The International Energy Agency’s executive director Fatih Birol has said that it is not expected that increased enforcement actions by the Group of Seven nations to enforce the price cap on Russian seaborne oil and petroleum products will in any way affect the supply situation for crude oil or petroleum products.

Over the past six months the G7 nations, the European Union, and Australia agreed on the imposition of a $60 per barrel price cap on Russian seaborne crude oil cargoes, as well as upper limits on the prices of other petroleum products, in an effort to deprive Moscow of energy profits over its invasion of Ukraine, but without impacting total available supplies or driving overall market prices up.

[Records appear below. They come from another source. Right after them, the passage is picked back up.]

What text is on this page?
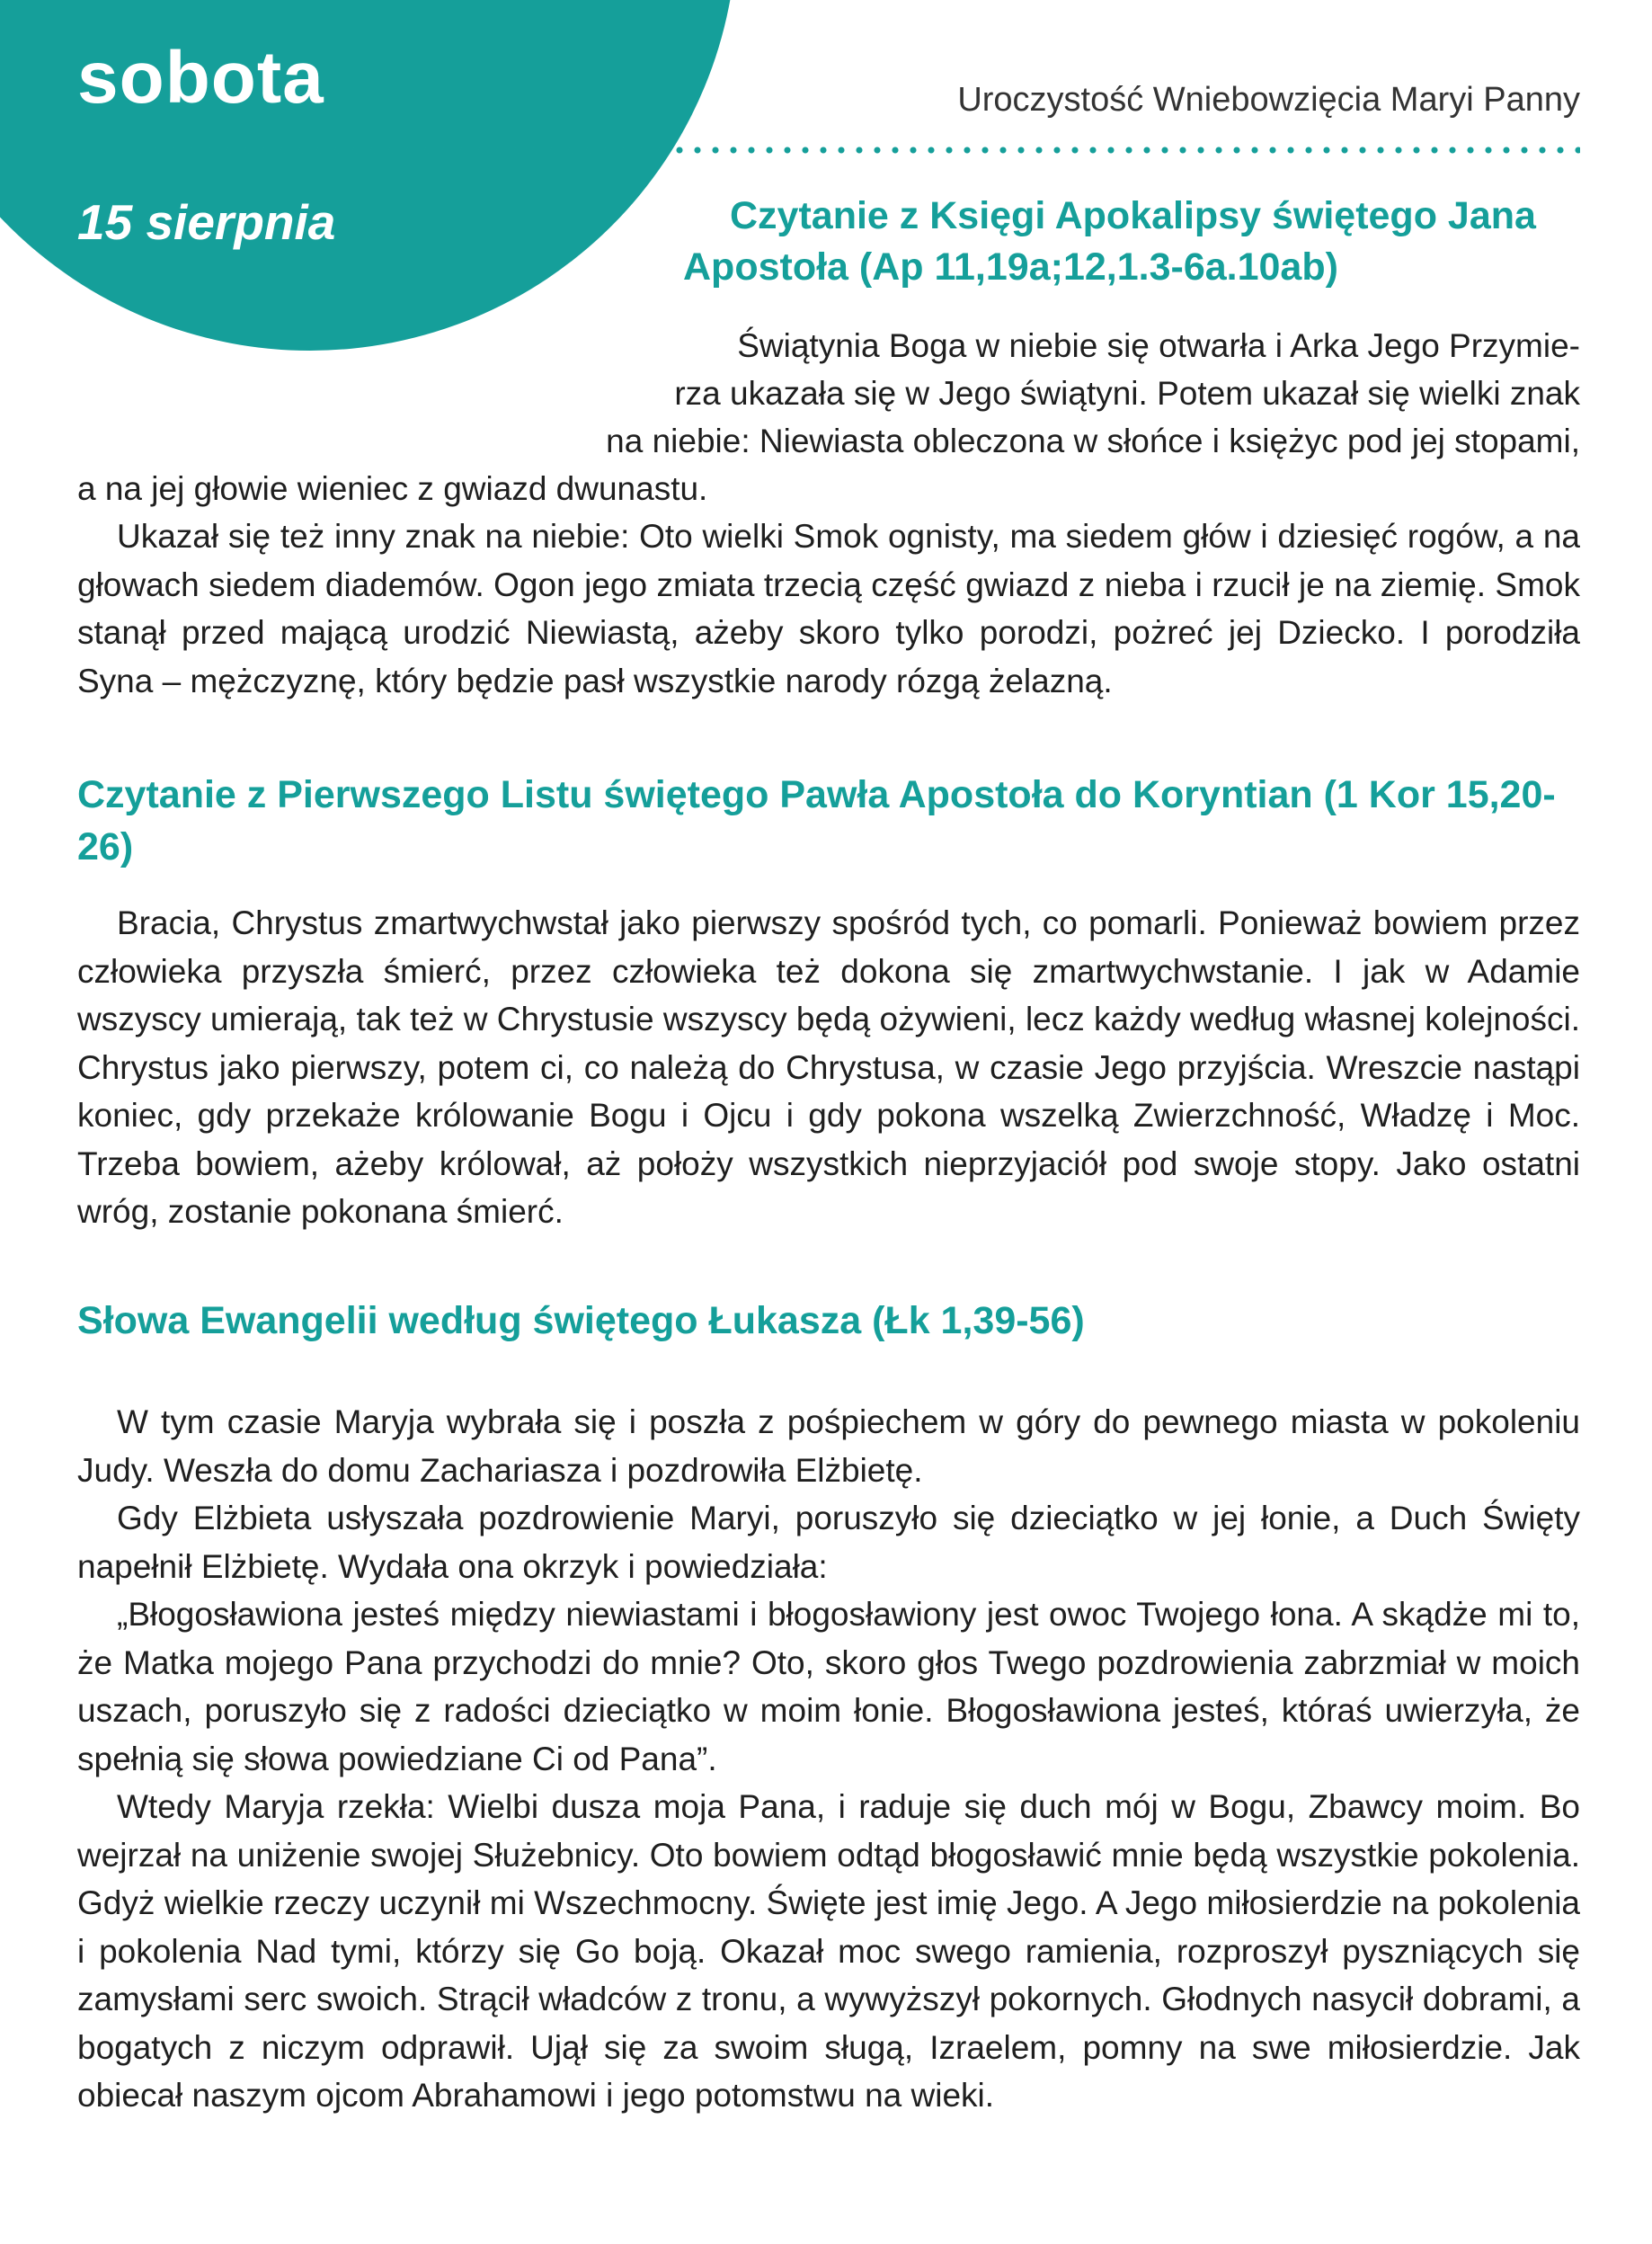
sobota
15 sierpnia
Uroczystość Wniebowzięcia Maryi Panny
Czytanie z Księgi Apokalipsy świętego Jana
Apostoła (Ap 11,19a;12,1.3-6a.10ab)
Świątynia Boga w niebie się otwarła i Arka Jego Przymie-
rza ukazała się w Jego świątyni. Potem ukazał się wielki znak
na niebie: Niewiasta obleczona w słońce i księżyc pod jej stopami,
a na jej głowie wieniec z gwiazd dwunastu.

Ukazał się też inny znak na niebie: Oto wielki Smok ognisty, ma siedem głów i dziesięć rogów, a na głowach siedem diademów. Ogon jego zmiata trzecią część gwiazd z nieba i rzucił je na ziemię. Smok stanął przed mającą urodzić Niewiastą, ażeby skoro tylko porodzi, pożreć jej Dziecko. I porodziła Syna – mężczyznę, który będzie pasł wszystkie narody rózgą żelazną.

Czytanie z Pierwszego Listu świętego Pawła Apostoła do Koryntian (1 Kor 15,20-26)

Bracia, Chrystus zmartwychwstał jako pierwszy spośród tych, co pomarli. Ponieważ bowiem przez człowieka przyszła śmierć, przez człowieka też dokona się zmartwychwstanie. I jak w Adamie wszyscy umierają, tak też w Chrystusie wszyscy będą ożywieni, lecz każdy według własnej kolejności. Chrystus jako pierwszy, potem ci, co należą do Chrystusa, w czasie Jego przyjścia. Wreszcie nastąpi koniec, gdy przekaże królowanie Bogu i Ojcu i gdy pokona wszelką Zwierzchność, Władzę i Moc. Trzeba bowiem, ażeby królował, aż położy wszystkich nieprzyjaciół pod swoje stopy. Jako ostatni wróg, zostanie pokonana śmierć.

Słowa Ewangelii według świętego Łukasza (Łk 1,39-56)

W tym czasie Maryja wybrała się i poszła z pośpiechem w góry do pewnego miasta w pokoleniu Judy. Weszła do domu Zachariasza i pozdrowiła Elżbietę.

Gdy Elżbieta usłyszała pozdrowienie Maryi, poruszyło się dzieciątko w jej łonie, a Duch Święty napełnił Elżbietę. Wydała ona okrzyk i powiedziała:

„Błogosławiona jesteś między niewiastami i błogosławiony jest owoc Twojego łona. A skądże mi to, że Matka mojego Pana przychodzi do mnie? Oto, skoro głos Twego pozdrowienia zabrzmiał w moich uszach, poruszyło się z radości dzieciątko w moim łonie. Błogosławiona jesteś, któraś uwierzyła, że spełnią się słowa powiedziane Ci od Pana”.

Wtedy Maryja rzekła: Wielbi dusza moja Pana, i raduje się duch mój w Bogu, Zbawcy moim. Bo wejrzał na uniżenie swojej Służebnicy. Oto bowiem odtąd błogosławić mnie będą wszystkie pokolenia. Gdyż wielkie rzeczy uczynił mi Wszechmocny. Święte jest imię Jego. A Jego miłosierdzie na pokolenia i pokolenia Nad tymi, którzy się Go boją. Okazał moc swego ramienia, rozproszył pyszniących się zamysłami serc swoich. Strącił władców z tronu, a wywyższył pokornych. Głodnych nasycił dobrami, a bogatych z niczym odprawił. Ujął się za swoim sługą, Izraelem, pomny na swe miłosierdzie. Jak obiecał naszym ojcom Abrahamowi i jego potomstwu na wieki.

On Saturday, during its annual leaders’ meeting, the G7 nations announced they would step up enforcement efforts to counter evasion of the price caps “while avoiding spillover effects and maintaining global energy supply.” It offered no further details about how it would be doing that.

In an interview on the sidelines of the summit, Birol said to the Reuters news agency that the IEA, which offers analysis and input to the G7 on energy, did not see the enhanced enforcement of the price caps as having an effect on the overall global oil and fuel supplies.

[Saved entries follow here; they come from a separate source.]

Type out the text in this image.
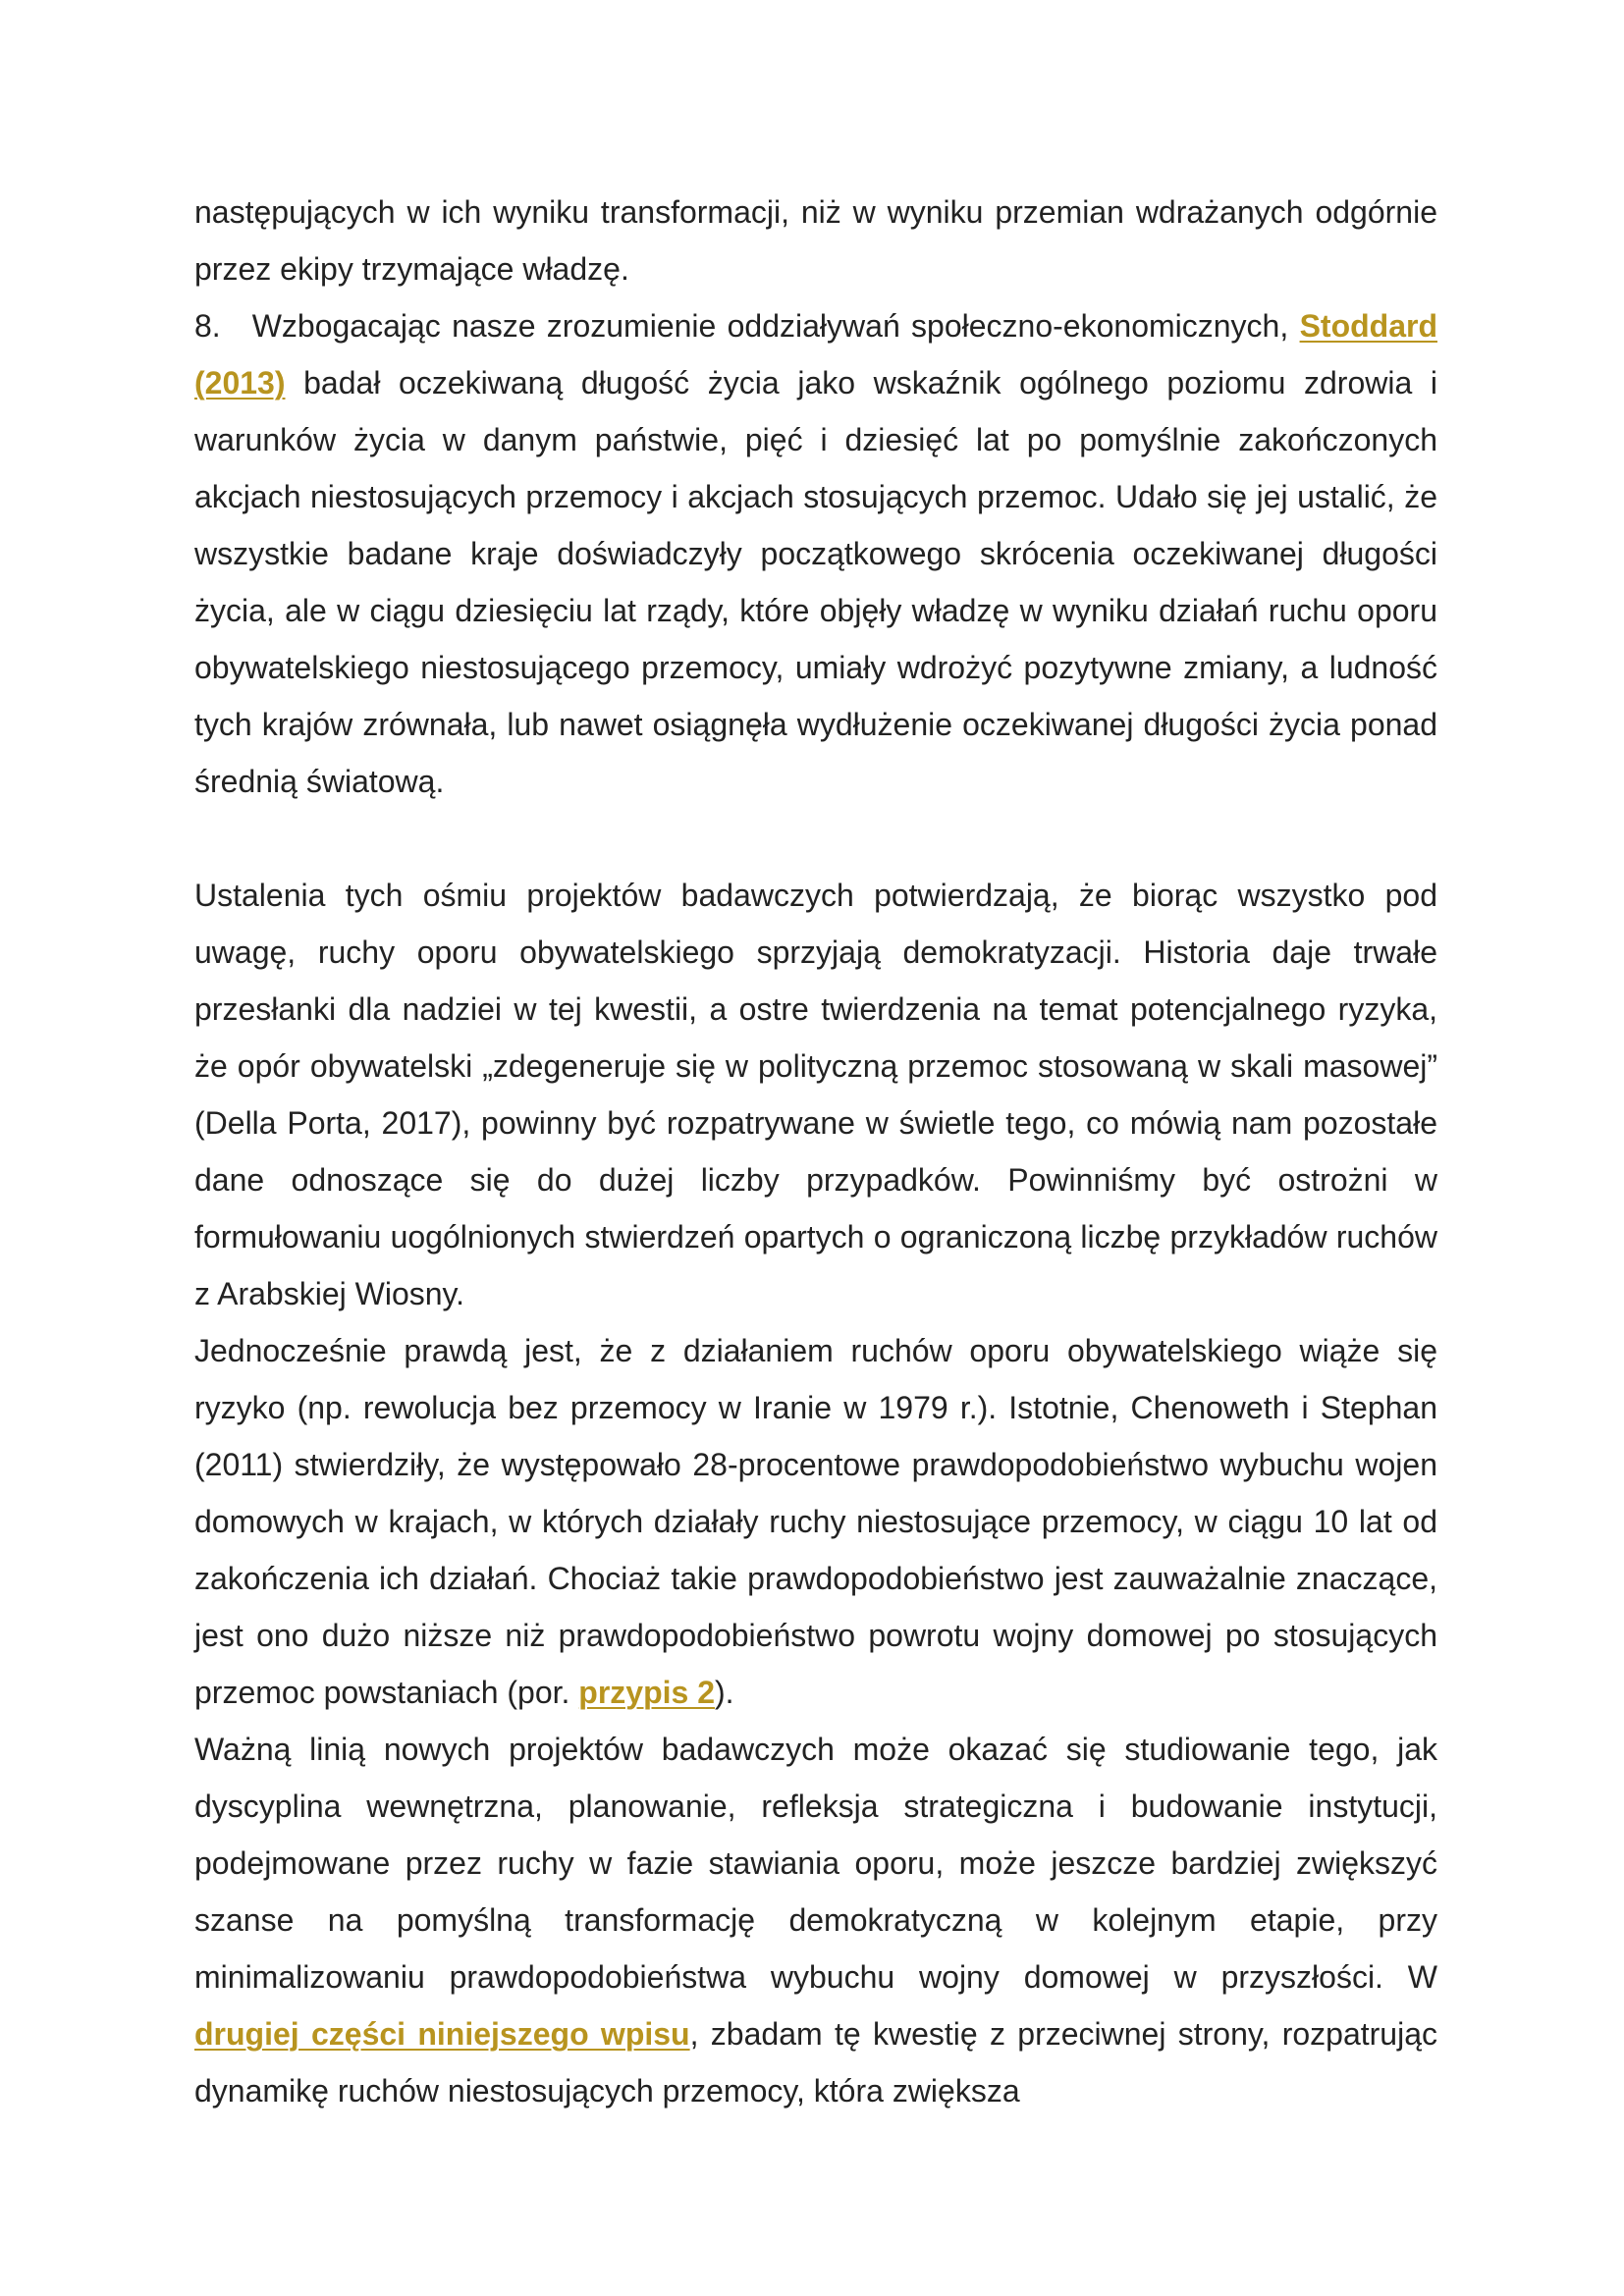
następujących w ich wyniku transformacji, niż w wyniku przemian wdrażanych odgórnie przez ekipy trzymające władzę.

8. Wzbogacając nasze zrozumienie oddziaływań społeczno-ekonomicznych, Stoddard (2013) badał oczekiwaną długość życia jako wskaźnik ogólnego poziomu zdrowia i warunków życia w danym państwie, pięć i dziesięć lat po pomyślnie zakończonych akcjach niestosujących przemocy i akcjach stosujących przemoc. Udało się jej ustalić, że wszystkie badane kraje doświadczyły początkowego skrócenia oczekiwanej długości życia, ale w ciągu dziesięciu lat rządy, które objęły władzę w wyniku działań ruchu oporu obywatelskiego niestosującego przemocy, umiały wdrożyć pozytywne zmiany, a ludność tych krajów zrównała, lub nawet osiągnęła wydłużenie oczekiwanej długości życia ponad średnią światową.

Ustalenia tych ośmiu projektów badawczych potwierdzają, że biorąc wszystko pod uwagę, ruchy oporu obywatelskiego sprzyjają demokratyzacji. Historia daje trwałe przesłanki dla nadziei w tej kwestii, a ostre twierdzenia na temat potencjalnego ryzyka, że opór obywatelski „zdegeneruje się w polityczną przemoc stosowaną w skali masowej” (Della Porta, 2017), powinny być rozpatrywane w świetle tego, co mówią nam pozostałe dane odnoszące się do dużej liczby przypadków. Powinniśmy być ostrożni w formułowaniu uogólnionych stwierdzeń opartych o ograniczoną liczbę przykładów ruchów z Arabskiej Wiosny.

Jednocześnie prawdą jest, że z działaniem ruchów oporu obywatelskiego wiąże się ryzyko (np. rewolucja bez przemocy w Iranie w 1979 r.). Istotnie, Chenoweth i Stephan (2011) stwierdziły, że występowało 28-procentowe prawdopodobieństwo wybuchu wojen domowych w krajach, w których działały ruchy niestosujące przemocy, w ciągu 10 lat od zakończenia ich działań. Chociaż takie prawdopodobieństwo jest zauważalnie znaczące, jest ono dużo niższe niż prawdopodobieństwo powrotu wojny domowej po stosujących przemoc powstaniach (por. przypis 2).

Ważną linią nowych projektów badawczych może okazać się studiowanie tego, jak dyscyplina wewnętrzna, planowanie, refleksja strategiczna i budowanie instytucji, podejmowane przez ruchy w fazie stawiania oporu, może jeszcze bardziej zwiększyć szanse na pomyślną transformację demokratyczną w kolejnym etapie, przy minimalizowaniu prawdopodobieństwa wybuchu wojny domowej w przyszłości. W drugiej części niniejszego wpisu, zbadam tę kwestię z przeciwnej strony, rozpatrując dynamikę ruchów niestosujących przemocy, która zwiększa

He said, “Any significant changes in the markets as always we will reflect in our analysis, in our reports, but for the time being I don’t see a reason to make a change in our analysis.”

Birol said the price caps had attained both of their primary objectives, not causing global oil supplies to tighten and drive up prices unnecessarily, while at the same time, reducing the Kremlin’s overall revenues from energy sales.

Birol said, “Russia did play the energy card, and it did fail. But there are some loopholes, some challenges for the better functioning of the oil price cap.” 

Previously the US Treasury Department had issued warnings to US companies about potential evasions of the Russian price caps, specifically pointing to oil being exported through the Eastern Siberia Pacific Ocean (ESPO) pipeline as well as ports in eastern Russia.

The Treasury’s Office of Foreign Asset Control (OFAC) had noted there were reports of crude oil exports trading above the $60 per barrel capped price imposed by Western countries, specifically naming Kozmino as one of the ports where the price cap may be being evaded. It noted American entities may be unwittingly offering services that are being used to ship the cargoes handled by those trades.

The OFAC had said, “These U.S. service providers may be unaware that they are providing covered services involving Russian oil purchased above the price cap, as the non-U.S. persons involved in the exports may have provided incomplete or false documentation or used other deceptive practices.”

The OFAC went on to note that U.S. entities providing covered services “are required to reject participating in an evasive transaction or a transaction that violates the price cap determinations, and to report such a transaction to OFAC.”

It went on to say that some of the tankers exiting the port may be rigging their automatic identification systems in a practice known as spoofing, which will hide the fact they had called at the port of Kozmino.

The OFAC said, “For example, basic vessel-tracking data may show the tanker at one location, but more sophisticated reporting from maritime intelligence services may show that the vessel called at the port of Kozmino or another eastern port in the Russian Federation.”